Tissue samples from two rats per group from Study 2 euthanized at 5 minutes, and 7 and 28 days post-dosing were processed for electron microscopic examination of lung tissues. Each rat was anesthetized with vaporized isoflurane and were whole-body perfused with heparinized saline via the right ventricle, followed by 2.5% glutaraldehyde in HEPES buffer, pH 7. Fixed lungs were stored at 4 °C in the same fixative prior to processing and Epon embedding, sectioning and examination under electron microscopy.

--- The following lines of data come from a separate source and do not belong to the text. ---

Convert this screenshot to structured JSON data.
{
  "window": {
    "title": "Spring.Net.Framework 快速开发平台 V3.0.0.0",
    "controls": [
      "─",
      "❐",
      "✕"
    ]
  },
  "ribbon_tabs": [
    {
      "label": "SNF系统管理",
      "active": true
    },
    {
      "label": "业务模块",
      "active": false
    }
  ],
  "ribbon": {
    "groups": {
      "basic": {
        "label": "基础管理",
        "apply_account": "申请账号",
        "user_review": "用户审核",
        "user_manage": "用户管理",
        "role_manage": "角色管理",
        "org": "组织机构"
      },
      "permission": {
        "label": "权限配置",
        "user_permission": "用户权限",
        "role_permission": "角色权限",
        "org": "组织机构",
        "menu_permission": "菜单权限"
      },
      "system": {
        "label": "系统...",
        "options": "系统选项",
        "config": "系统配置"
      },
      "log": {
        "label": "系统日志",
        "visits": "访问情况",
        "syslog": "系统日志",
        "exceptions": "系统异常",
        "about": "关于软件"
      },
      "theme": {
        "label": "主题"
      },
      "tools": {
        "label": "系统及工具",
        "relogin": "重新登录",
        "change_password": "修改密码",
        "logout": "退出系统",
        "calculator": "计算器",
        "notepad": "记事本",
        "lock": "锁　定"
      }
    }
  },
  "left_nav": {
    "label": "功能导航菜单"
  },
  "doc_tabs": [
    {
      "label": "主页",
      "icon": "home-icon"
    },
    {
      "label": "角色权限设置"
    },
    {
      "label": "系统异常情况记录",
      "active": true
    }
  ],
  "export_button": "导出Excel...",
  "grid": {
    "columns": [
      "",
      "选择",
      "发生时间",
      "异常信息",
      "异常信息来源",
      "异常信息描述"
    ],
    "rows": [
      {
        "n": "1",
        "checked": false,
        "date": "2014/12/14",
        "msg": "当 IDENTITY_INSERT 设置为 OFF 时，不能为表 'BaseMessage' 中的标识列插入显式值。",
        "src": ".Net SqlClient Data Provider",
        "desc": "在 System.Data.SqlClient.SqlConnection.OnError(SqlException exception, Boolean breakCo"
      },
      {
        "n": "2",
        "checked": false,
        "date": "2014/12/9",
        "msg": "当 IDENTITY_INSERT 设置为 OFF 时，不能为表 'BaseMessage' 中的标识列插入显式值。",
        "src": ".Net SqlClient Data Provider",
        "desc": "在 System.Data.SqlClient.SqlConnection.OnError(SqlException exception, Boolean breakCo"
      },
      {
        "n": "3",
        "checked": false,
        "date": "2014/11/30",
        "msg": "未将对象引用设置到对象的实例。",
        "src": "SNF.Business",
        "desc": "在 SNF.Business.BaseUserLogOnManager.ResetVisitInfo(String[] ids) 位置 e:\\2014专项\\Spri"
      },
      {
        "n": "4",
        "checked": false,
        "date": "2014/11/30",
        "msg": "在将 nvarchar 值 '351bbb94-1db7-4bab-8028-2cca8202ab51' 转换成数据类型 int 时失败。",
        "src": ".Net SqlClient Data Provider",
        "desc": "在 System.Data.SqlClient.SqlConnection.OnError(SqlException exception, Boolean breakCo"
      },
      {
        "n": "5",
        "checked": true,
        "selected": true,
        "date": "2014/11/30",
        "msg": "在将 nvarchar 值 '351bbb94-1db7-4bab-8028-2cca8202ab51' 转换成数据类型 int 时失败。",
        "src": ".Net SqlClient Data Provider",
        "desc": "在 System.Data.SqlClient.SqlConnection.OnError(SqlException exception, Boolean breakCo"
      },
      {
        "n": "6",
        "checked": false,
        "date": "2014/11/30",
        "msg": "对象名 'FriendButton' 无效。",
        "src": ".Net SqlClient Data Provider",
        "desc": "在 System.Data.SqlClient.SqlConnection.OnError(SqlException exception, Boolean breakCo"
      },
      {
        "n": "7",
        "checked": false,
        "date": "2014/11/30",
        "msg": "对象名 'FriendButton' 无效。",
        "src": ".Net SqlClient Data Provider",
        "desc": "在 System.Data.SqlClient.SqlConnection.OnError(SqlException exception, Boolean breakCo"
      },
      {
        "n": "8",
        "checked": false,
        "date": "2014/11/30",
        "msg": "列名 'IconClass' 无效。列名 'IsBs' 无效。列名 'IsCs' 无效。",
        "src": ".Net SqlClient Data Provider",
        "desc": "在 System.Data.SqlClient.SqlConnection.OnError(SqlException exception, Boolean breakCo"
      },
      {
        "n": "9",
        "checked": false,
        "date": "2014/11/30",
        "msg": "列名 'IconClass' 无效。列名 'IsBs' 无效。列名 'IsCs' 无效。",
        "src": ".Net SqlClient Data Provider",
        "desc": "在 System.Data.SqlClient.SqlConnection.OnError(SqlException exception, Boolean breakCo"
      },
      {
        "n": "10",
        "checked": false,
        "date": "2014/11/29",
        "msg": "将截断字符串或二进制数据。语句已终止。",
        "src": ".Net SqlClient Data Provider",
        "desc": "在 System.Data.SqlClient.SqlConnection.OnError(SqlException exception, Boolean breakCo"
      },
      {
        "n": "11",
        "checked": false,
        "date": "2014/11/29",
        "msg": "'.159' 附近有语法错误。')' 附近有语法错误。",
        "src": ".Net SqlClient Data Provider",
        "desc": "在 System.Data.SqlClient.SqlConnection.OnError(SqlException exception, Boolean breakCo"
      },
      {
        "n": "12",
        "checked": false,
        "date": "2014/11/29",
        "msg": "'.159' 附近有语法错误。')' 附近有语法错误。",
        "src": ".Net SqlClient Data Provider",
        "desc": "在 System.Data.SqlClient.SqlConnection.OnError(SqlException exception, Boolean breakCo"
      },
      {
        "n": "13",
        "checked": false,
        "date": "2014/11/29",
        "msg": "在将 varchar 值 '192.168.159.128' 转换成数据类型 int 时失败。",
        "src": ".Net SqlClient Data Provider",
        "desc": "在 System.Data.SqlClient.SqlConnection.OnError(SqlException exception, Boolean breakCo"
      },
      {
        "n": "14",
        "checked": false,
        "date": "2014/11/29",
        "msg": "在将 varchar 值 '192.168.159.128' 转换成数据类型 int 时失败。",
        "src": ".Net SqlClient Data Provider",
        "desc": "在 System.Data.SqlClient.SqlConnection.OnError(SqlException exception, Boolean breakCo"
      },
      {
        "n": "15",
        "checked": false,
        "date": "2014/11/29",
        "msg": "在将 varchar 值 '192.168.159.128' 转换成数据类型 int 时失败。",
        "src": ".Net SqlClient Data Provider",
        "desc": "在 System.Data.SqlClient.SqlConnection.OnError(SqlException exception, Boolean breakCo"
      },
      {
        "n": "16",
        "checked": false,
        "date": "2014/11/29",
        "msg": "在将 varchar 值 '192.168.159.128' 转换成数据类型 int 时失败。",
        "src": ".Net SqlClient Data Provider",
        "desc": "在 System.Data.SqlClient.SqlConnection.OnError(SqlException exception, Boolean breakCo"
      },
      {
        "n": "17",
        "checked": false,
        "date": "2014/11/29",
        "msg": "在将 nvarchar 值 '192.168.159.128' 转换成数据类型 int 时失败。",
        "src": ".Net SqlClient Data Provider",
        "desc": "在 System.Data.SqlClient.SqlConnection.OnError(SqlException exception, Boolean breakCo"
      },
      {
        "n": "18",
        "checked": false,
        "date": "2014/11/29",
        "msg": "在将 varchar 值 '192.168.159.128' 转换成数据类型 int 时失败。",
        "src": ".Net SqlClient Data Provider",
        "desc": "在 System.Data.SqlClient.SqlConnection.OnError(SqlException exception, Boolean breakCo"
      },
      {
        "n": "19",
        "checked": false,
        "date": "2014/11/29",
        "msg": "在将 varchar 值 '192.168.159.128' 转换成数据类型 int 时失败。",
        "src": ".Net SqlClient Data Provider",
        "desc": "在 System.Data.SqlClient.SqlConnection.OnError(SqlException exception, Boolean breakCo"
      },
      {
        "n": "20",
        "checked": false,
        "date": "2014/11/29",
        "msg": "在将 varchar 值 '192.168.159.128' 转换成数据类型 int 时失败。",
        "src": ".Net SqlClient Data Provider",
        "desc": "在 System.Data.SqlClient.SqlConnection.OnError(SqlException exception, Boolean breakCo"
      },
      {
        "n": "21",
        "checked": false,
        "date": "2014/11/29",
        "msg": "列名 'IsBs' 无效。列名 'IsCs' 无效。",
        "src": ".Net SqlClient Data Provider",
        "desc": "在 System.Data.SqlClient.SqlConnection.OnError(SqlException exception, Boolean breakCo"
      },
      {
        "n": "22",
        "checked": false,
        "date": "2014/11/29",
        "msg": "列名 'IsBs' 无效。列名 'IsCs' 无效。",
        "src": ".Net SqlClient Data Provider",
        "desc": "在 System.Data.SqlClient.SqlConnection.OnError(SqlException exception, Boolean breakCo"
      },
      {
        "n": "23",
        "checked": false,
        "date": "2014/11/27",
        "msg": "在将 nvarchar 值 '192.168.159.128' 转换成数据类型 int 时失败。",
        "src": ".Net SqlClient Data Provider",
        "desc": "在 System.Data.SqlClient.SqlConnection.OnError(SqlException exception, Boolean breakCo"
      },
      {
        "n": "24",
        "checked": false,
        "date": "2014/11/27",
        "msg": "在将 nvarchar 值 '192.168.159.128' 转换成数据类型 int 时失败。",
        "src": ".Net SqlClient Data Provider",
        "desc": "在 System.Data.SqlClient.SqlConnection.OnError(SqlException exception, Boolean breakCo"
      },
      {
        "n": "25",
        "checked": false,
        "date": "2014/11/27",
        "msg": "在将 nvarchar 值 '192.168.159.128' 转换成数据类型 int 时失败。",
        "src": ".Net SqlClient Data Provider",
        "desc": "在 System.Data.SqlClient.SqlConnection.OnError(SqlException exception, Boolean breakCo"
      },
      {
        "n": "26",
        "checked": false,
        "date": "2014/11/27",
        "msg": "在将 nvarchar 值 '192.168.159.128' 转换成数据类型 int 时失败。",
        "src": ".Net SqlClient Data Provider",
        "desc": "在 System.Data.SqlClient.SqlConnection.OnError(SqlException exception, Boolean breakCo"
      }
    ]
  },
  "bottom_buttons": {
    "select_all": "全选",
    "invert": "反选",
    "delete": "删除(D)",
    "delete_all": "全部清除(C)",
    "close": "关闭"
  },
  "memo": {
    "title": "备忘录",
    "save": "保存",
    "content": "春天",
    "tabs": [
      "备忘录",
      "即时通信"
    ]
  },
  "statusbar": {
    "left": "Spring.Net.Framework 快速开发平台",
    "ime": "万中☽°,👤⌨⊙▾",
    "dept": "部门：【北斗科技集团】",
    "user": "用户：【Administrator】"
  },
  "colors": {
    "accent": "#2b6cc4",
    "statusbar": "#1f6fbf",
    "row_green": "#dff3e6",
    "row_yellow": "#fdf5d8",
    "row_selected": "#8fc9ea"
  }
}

Stimulated Raman scattering microscopy of lungs and other tissues

SRS microscopy is a nonlinear optical imaging technique that employs two ultrashort laser pulses (pump and Stokes) to coherently excite a Raman vibration that has an energy corresponding to the energy difference between the pump and the Stokes pulses. The coherent excitation improves signal intensity with much higher efficiency than spontaneous Raman and also eliminates interference from background fluorescence38. Therefore, it has advantages over spontaneous Raman as a useful non-destructive and label-free chemical imaging technique39. The tissue samples were analyzed with an SRS microscope for the presence of spectral signature of BaSO4 which has a Raman peak at 980 cm−1. We imaged 5 random fields of view per slide to test for the presence of particulate BaSO4 in each paraffin-embedded unstained tissue section. Several regions of interest (ROI) were analyzed for Raman spectra to differentiate BaSO4-specific Raman peak from the surrounding tissue matrix. Additional details of SRS imaging protocols are provided in the Supplement.

Statistical analyses

Differences in organ concentrations of barium of rats in Study 1 and 2 were analyzed using Student t tests and analysis of variance (ANOVA) followed by Ryan-Einot-Gabriel-Welsch Multiple Range post hoc tests. Statistical analyses were performed using SAS statistical analysis software (SAS Institute, Cary, NC).

Ethical approval

Protocols for Study 1 were approved by the local authorizing agency in Landesuntersuchungsamt Koblenz, Germany. Animal experiments in Study 1 were performed following relevant OECD guidelines for Testing of Chemicals, Section 4: Health Effects, No. 45338. Animal experiments in Study 2 follow protocols in accordance with relevant guidelines and were approved by the Harvard Medical Area Animal Care and Use Committee (Boston, MA).